Last issue ended with Dracula chasing Rachel in a helicopter. He’d been fighting Werewolf by Night in an underwhelming crossover—in both series—for the werewolf’s dad’s secret journal. There are anti-vampire spells in it; Rachel grabs it and makes off into the chopper and the storm. Dracula catches up, makes some bad decisions, then they crash.
They’re heading towards civilization, but Rachel knows it’s her best chance to kill him; Dracula’s keeping her on proverbial ice for a meal of last resort, meaning he’s drinking foul animal blood to avoid ruining the last meal. Dracula talks about the arrangement at length, one of Wolfman’s most successful recurring dialogue bits. There’s some awkward dialogue—Dracula’s always monologuing to himself, sometimes far less successfully than other times—but it works out. It’d be impossible for it not to work out with the gorgeous art from penciler Gene Colan, inker Tom Palmer, and colorist Glynis Wein; it’s a beautiful comic.

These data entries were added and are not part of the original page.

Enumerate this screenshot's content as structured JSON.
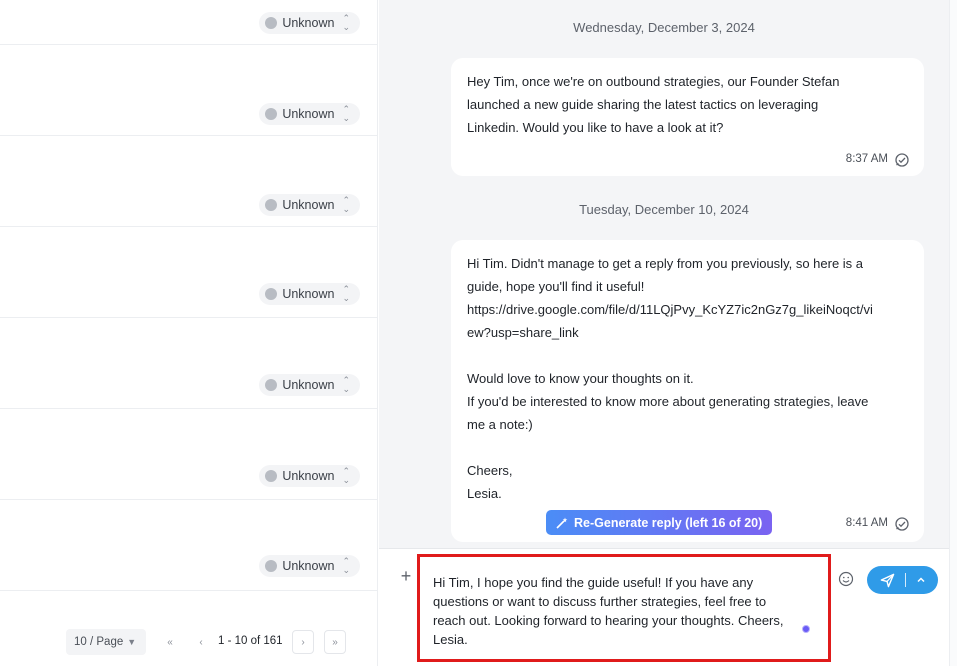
{
  "list": {
    "rows": [
      {
        "status": "Unknown"
      },
      {
        "status": "Unknown"
      },
      {
        "status": "Unknown"
      },
      {
        "status": "Unknown"
      },
      {
        "status": "Unknown"
      },
      {
        "status": "Unknown"
      },
      {
        "status": "Unknown"
      }
    ],
    "pagination": {
      "page_size": "10 / Page",
      "first": "«",
      "prev": "‹",
      "range": "1 - 10 of 161",
      "next": "›",
      "last": "»"
    }
  },
  "chat": {
    "messages": [
      {
        "date": "Wednesday, December 3, 2024",
        "lines": [
          "Hey Tim, once we're on outbound strategies, our Founder Stefan",
          "launched a new guide sharing the latest tactics on leveraging",
          "Linkedin. Would you like to have a look at it?"
        ],
        "time": "8:37 AM"
      },
      {
        "date": "Tuesday, December 10, 2024",
        "lines": [
          "Hi Tim. Didn't manage to get a reply from you previously, so here is a",
          "guide, hope you'll find it useful!",
          "https://drive.google.com/file/d/11LQjPvy_KcYZ7ic2nGz7g_likeiNoqct/vi",
          "ew?usp=share_link",
          "",
          "Would love to know your thoughts on it.",
          "If you'd be interested to know more about generating strategies, leave",
          "me a note:)",
          "",
          "Cheers,",
          "Lesia."
        ],
        "time": "8:41 AM",
        "regenerate_label": "Re-Generate reply (left 16 of 20)"
      }
    ]
  },
  "composer": {
    "draft_lines": [
      "Hi Tim, I hope you find the guide useful! If you have any",
      "questions or want to discuss further strategies, feel free to",
      "reach out. Looking forward to hearing your thoughts. Cheers,",
      "Lesia."
    ]
  },
  "colors": {
    "highlight_border": "#e01b1b",
    "send_button": "#2f9be8",
    "regenerate_gradient_start": "#4b8df6",
    "regenerate_gradient_end": "#7a63f1",
    "chat_background": "#f4f5f7"
  },
  "icons": {
    "status_dot": "status-dot-icon",
    "status_arrows": "sort-arrows-icon",
    "read_receipt": "read-receipt-icon",
    "regenerate": "magic-wand-icon",
    "attach": "plus-icon",
    "emoji": "smiley-icon",
    "send": "paper-plane-icon",
    "send_options": "chevron-up-icon"
  }
}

Wolfman checks in on a couple existing subplots—“Vampire Brand” going through his training and testing for the mysterious Doctor Sun, then Quincy Harker and Blade having an exposition dump of a conversation about how Blade’s origin reveal is going to affect things going forward. Speaking of origins, the comic—perhaps unknowingly—breaks with the historical Dracula; Tomb’s Dracula had fun winters with his parents like it was Doctor Zhivago or whatever. The real Dracula spent his childhood a hostage.
Anyway. Historical trivia.
Doesn’t matter; exceptional comic.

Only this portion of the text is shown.